Our tour guide then showed us some furniture that some people who enjoyed chocolate had once sat on, then a potted history of where chocolate came from, then through a room containing machines that took you through the chocolate making process. Temper? Well I was a little cross at having to stand for so long, but thank you for asking. The next room contained various sculptures made from chocolate which were fascinating to look at, if only so Paul and I could bicker as to whether or not they were actually chocolate or just painted wood. One of the quartet of ladies started chortling and pointing at a chocolate model of Barack Obama before posing in front of it with her middle finger up. I know this because I was behind her with my finger up my nose to ruin her photo.

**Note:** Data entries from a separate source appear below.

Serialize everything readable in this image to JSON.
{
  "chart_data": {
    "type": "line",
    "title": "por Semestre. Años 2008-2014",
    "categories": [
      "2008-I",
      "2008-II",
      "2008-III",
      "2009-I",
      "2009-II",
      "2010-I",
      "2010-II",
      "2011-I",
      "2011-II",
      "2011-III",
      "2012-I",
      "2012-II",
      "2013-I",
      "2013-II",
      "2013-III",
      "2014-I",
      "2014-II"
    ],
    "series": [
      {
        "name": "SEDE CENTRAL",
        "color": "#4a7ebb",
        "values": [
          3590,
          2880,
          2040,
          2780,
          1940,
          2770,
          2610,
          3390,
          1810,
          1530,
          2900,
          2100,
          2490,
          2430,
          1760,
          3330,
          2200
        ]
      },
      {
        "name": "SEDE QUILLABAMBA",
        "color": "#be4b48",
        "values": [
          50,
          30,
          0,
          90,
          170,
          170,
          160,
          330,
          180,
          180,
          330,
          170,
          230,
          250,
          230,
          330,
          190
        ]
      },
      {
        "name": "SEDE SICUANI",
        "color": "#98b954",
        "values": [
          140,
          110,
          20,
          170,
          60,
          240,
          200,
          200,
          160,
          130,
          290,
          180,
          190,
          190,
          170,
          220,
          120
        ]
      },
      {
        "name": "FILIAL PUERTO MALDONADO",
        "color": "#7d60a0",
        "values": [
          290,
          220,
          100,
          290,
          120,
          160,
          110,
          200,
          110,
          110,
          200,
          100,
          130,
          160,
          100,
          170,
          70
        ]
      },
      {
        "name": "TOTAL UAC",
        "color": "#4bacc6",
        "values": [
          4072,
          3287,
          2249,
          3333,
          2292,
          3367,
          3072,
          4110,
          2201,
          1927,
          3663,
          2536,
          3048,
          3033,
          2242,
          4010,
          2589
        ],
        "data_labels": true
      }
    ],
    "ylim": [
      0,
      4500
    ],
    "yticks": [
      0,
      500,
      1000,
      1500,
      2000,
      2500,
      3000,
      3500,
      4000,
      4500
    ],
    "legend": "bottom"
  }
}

Paul and I are at the front, in case you’re unsure

Perhaps sensing that things were about to turn nasty, our tour guide led us through to the sample room.

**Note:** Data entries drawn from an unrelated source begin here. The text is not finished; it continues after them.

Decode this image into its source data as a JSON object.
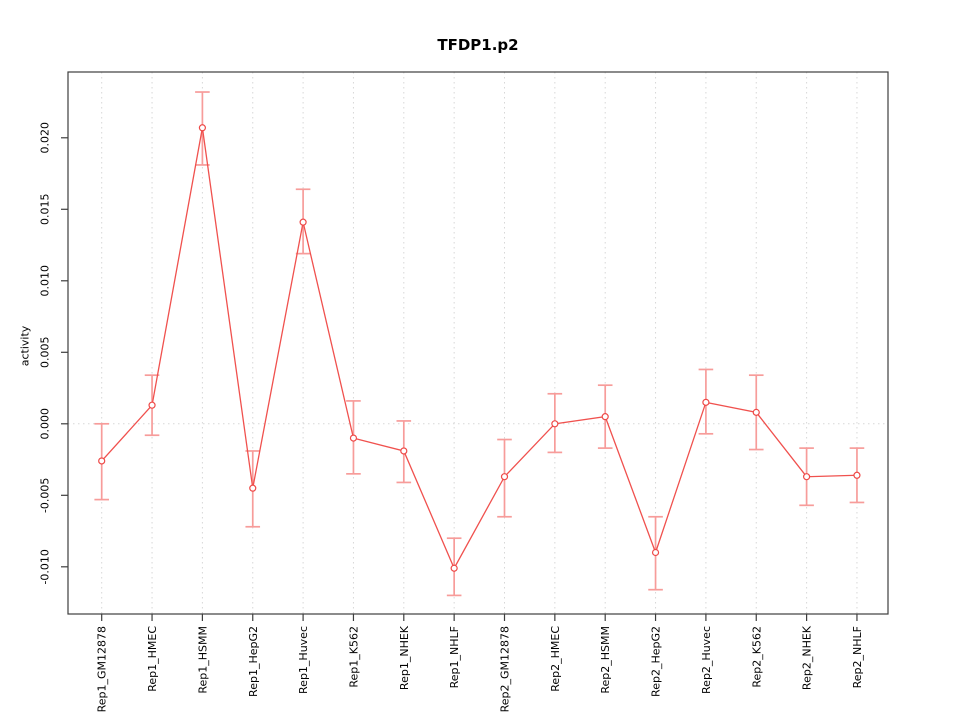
{
  "window": {
    "background": "#ffffff"
  },
  "chart_data": {
    "type": "line",
    "title": "TFDP1.p2",
    "xlabel": "",
    "ylabel": "activity",
    "categories": [
      "Rep1_GM12878",
      "Rep1_HMEC",
      "Rep1_HSMM",
      "Rep1_HepG2",
      "Rep1_Huvec",
      "Rep1_K562",
      "Rep1_NHEK",
      "Rep1_NHLF",
      "Rep2_GM12878",
      "Rep2_HMEC",
      "Rep2_HSMM",
      "Rep2_HepG2",
      "Rep2_Huvec",
      "Rep2_K562",
      "Rep2_NHEK",
      "Rep2_NHLF"
    ],
    "series": [
      {
        "name": "activity",
        "values": [
          -0.0026,
          0.0013,
          0.0207,
          -0.0045,
          0.0141,
          -0.001,
          -0.0019,
          -0.0101,
          -0.0037,
          0.0,
          0.0005,
          -0.009,
          0.0015,
          0.0008,
          -0.0037,
          -0.0036
        ],
        "err_high": [
          0.0,
          0.0034,
          0.0232,
          -0.0019,
          0.0164,
          0.0016,
          0.0002,
          -0.008,
          -0.0011,
          0.0021,
          0.0027,
          -0.0065,
          0.0038,
          0.0034,
          -0.0017,
          -0.0017
        ],
        "err_low": [
          -0.0053,
          -0.0008,
          0.0181,
          -0.0072,
          0.0119,
          -0.0035,
          -0.0041,
          -0.012,
          -0.0065,
          -0.002,
          -0.0017,
          -0.0116,
          -0.0007,
          -0.0018,
          -0.0057,
          -0.0055
        ]
      }
    ],
    "yticks": [
      {
        "v": 0.02,
        "label": "0.020"
      },
      {
        "v": 0.015,
        "label": "0.015"
      },
      {
        "v": 0.01,
        "label": "0.010"
      },
      {
        "v": 0.005,
        "label": "0.005"
      },
      {
        "v": 0.0,
        "label": "0.000"
      },
      {
        "v": -0.005,
        "label": "-0.005"
      },
      {
        "v": -0.01,
        "label": "-0.010"
      }
    ],
    "ylim": [
      -0.0133,
      0.0246
    ],
    "grid": {
      "vertical_dotted": true,
      "zero_line_dotted": true,
      "horizontal_lines": false
    },
    "legend": "none",
    "point_style": "open-circle",
    "tick_label_rotation": -90,
    "colors": {
      "line": "#f0514e",
      "error_bar": "#f79c9a",
      "point": "#ee4a48",
      "point_fill": "#ffffff",
      "grid": "#d7d7d7",
      "frame": "#3e3e3e",
      "tick": "#3e3e3e",
      "text": "#000000",
      "background": "#ffffff"
    }
  }
}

Well honestly. I’m not saying my expectations were high, but I was basing the enjoyment of this entire holiday on this moment, and before we get to what we actually received, know this. One television programme that Paul and I often rewatch on Youtube is Holiday Showdown – one of those classic reality TV shows from the early noughties which was designed purely for drama. They’d take some family from a house within one throw of a pint glass of a flat-roof-pub who holidayed exclusively somewhere a) hot and b) with laminated pictures of food to point at, then swap their holidays with some utterly cheerless gooseberry-and-cinnamon-yoghurt types who took their breaks in a knitted yurt on a nature reserve in some country which only exists in your memories. It was amazing: we’d always end up siding with the ‘rough’ family because without fail they’d have the better holiday and end up rucking with Tarquin-Perineum over some imagined slight in the karaoke bar. Anyway – I mention this because there was a particular episode which saw the families going to Las Vegas for a week of utter over-indulgence and as part of that, they visited a chocolate shop. Now whether the owners relaxed the rules on the ‘freebies’ because the cameras were there we’ll never know, but the image of one of the children – all glistening chins and happy-cow eyes – wabbling around with his entire basket of free chocolate stacked as high as him has always, always stuck with me. I wanted that experience. Could this be it?

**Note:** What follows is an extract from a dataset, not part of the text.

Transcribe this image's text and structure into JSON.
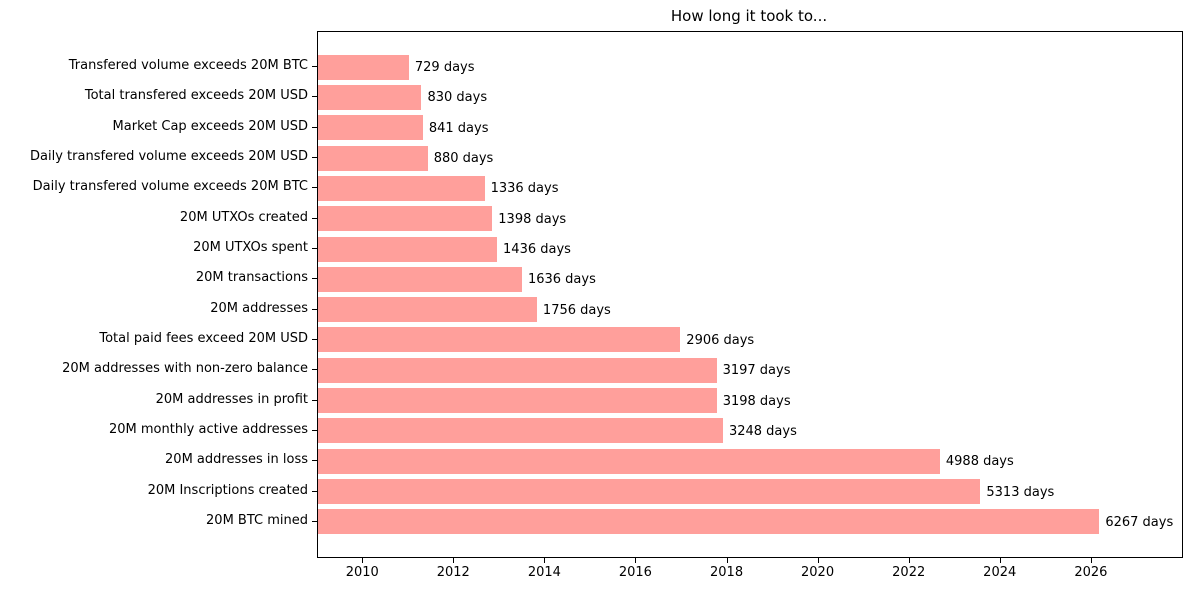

No. Fuck no. We’d have got more chocolate inside us by taking a few deep breaths in the shop outside. He must have used a razor blade to slice these samples off. I appreciate I’m a big fat pig but even so, I was expecting chocolate I could chew as opposed to see straight through. One sneeze and they’d have all blown on the floor. Our tour talked us through the various flavours but all I could taste was sheer bloody disappointment. I felt like Augustus Gloop, only without the fun trip up the pipes. They perhaps sensed our sadness because they offered us 10% off in the shop afterwards but we didn’t indulge out of spite, instead choosing to choke down an ice-cream from the shop over the road. Pah.

Ah now I feel bad actually. Aside from my utter heartbreaking sorrow, the tour itself was very interesting and our tour guide was very bouncy and kept our interest. Paul admitted afterwards that he wouldn’t have kicked him out of bed for eating chocolate, to which I reminded him of the time we’d been working our way through a bag of Revels in our hotel bed after our house burned down and he’d fallen asleep on at least three coffee revels which I’d set aside for him. This led to him shaking me awake the next morning and, with the stricken look of someone who had spend a solid decade risking it all on every fart, told me he’d shat the bed. His face when I stuck my finger in it and went ‘ooooh delicious, tastes like coffee’ will stay with me for time evermore.

And on that note, I’ll bid you goodbye, proud that I managed to create such a circular narrative hook in the blog around Paul’s bum.